Under its new policy, ISS will continue to vote against or withhold votes from incumbent directors in subsequent years unless the problematic multi-class capital structure is reversed or removed.
Exclusion of Shareholder Proposals (Glass Lewis). A company that seeks to exclude a shareholder proposal from its proxy materials is required to file its reasoning with the SEC under Exchange Act Rule 14a-8. In response, the SEC historically provided no-action guidance in writing by concurring with the purported reasoning, disagreeing or declining to state a view. In September 2019, the SEC Division of Corporation Finance announced a new policy that it may respond orally to no-action requests instead of in writing. Further, where the Division declines to take a view on an excluded proposal, the announcement notes that the company and the shareholder proponent should not interpret that as indicating the company must include the shareholder proposal in its proxy statement.
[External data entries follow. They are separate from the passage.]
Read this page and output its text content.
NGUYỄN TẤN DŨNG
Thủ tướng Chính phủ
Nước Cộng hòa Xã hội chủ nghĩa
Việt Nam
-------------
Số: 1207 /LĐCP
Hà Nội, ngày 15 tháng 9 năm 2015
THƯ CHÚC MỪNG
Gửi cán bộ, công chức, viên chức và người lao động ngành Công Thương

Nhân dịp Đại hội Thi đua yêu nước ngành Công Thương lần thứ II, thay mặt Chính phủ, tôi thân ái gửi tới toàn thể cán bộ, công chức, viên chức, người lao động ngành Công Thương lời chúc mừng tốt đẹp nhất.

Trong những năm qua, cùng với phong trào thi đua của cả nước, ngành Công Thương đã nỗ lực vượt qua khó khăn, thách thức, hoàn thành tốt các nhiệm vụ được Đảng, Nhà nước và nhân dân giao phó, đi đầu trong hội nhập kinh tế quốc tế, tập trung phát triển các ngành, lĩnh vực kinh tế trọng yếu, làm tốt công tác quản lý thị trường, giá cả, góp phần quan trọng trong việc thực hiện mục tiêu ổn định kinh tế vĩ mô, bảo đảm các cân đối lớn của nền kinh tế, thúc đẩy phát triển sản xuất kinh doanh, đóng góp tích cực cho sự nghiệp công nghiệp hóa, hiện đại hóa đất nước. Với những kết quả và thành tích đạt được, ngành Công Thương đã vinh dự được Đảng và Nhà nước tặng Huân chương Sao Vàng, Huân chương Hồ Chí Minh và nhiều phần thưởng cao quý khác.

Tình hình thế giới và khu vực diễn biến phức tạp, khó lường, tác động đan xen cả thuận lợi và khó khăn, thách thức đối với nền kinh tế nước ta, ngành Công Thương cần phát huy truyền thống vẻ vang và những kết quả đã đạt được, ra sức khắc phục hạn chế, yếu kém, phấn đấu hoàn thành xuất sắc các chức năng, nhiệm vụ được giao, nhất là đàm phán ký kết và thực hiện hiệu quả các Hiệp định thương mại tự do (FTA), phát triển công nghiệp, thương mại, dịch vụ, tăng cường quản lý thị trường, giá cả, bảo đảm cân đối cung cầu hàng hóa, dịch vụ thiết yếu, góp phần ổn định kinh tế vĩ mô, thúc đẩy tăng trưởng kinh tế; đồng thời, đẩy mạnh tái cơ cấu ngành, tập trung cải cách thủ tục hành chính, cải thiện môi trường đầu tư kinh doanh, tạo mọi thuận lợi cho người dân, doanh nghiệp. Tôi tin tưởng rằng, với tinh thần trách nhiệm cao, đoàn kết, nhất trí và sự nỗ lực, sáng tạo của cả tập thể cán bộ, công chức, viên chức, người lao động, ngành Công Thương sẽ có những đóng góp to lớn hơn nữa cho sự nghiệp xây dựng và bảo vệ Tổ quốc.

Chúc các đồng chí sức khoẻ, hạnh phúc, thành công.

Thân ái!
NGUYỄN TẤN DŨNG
Despite this statement from the SEC, under its updated guidelines, Glass Lewis will now consider recommending that shareholders vote against all members of the Nominating and Governance Committee if a company excludes a shareholder proposal when the SEC declines to state a view. In addition, if the SEC verbally concurs with the company’s rationale for excluding a shareholder proposal and there is no written record provided by the SEC about such determination, Glass Lewis now expects companies to disclose the no-action relief. In the absence of such disclosure, Glass Lewis will consider recommending an adverse vote against members of the Nominating and Governance Committee if the company excludes the shareholder proposal.
Evaluation of Board Committee Performance (Glass Lewis). A number of Glass Lewis’s policy updates codify additional factors that it will consider when evaluating the performance of board committees and, in turn, whether it will recommend a vote for or against the chair of a board committee or the entire committee. These factors include, among others:
for the Audit Committee, whether fees paid to the company’s external auditor for audit-related and non-audit-related services are disclosed;
for the Nominating and Governance Committee, whether director attendance records are disclosed and, if so, whether those records include sufficient detail to ascertain which directors failed to attend meetings; and
for the Compensation Committee, whether the board adopts a frequency for its advisory vote on executive compensation matters (“say-on-pay”) that is different than what was approved by the shareholders.
Disclosure on auditor fees and director attendance are already required by SEC disclosure rules (Item 9 of Schedule 14A and Item 407(b) of Regulation S-K, respectively), so these policy updates may have limited effect in practice.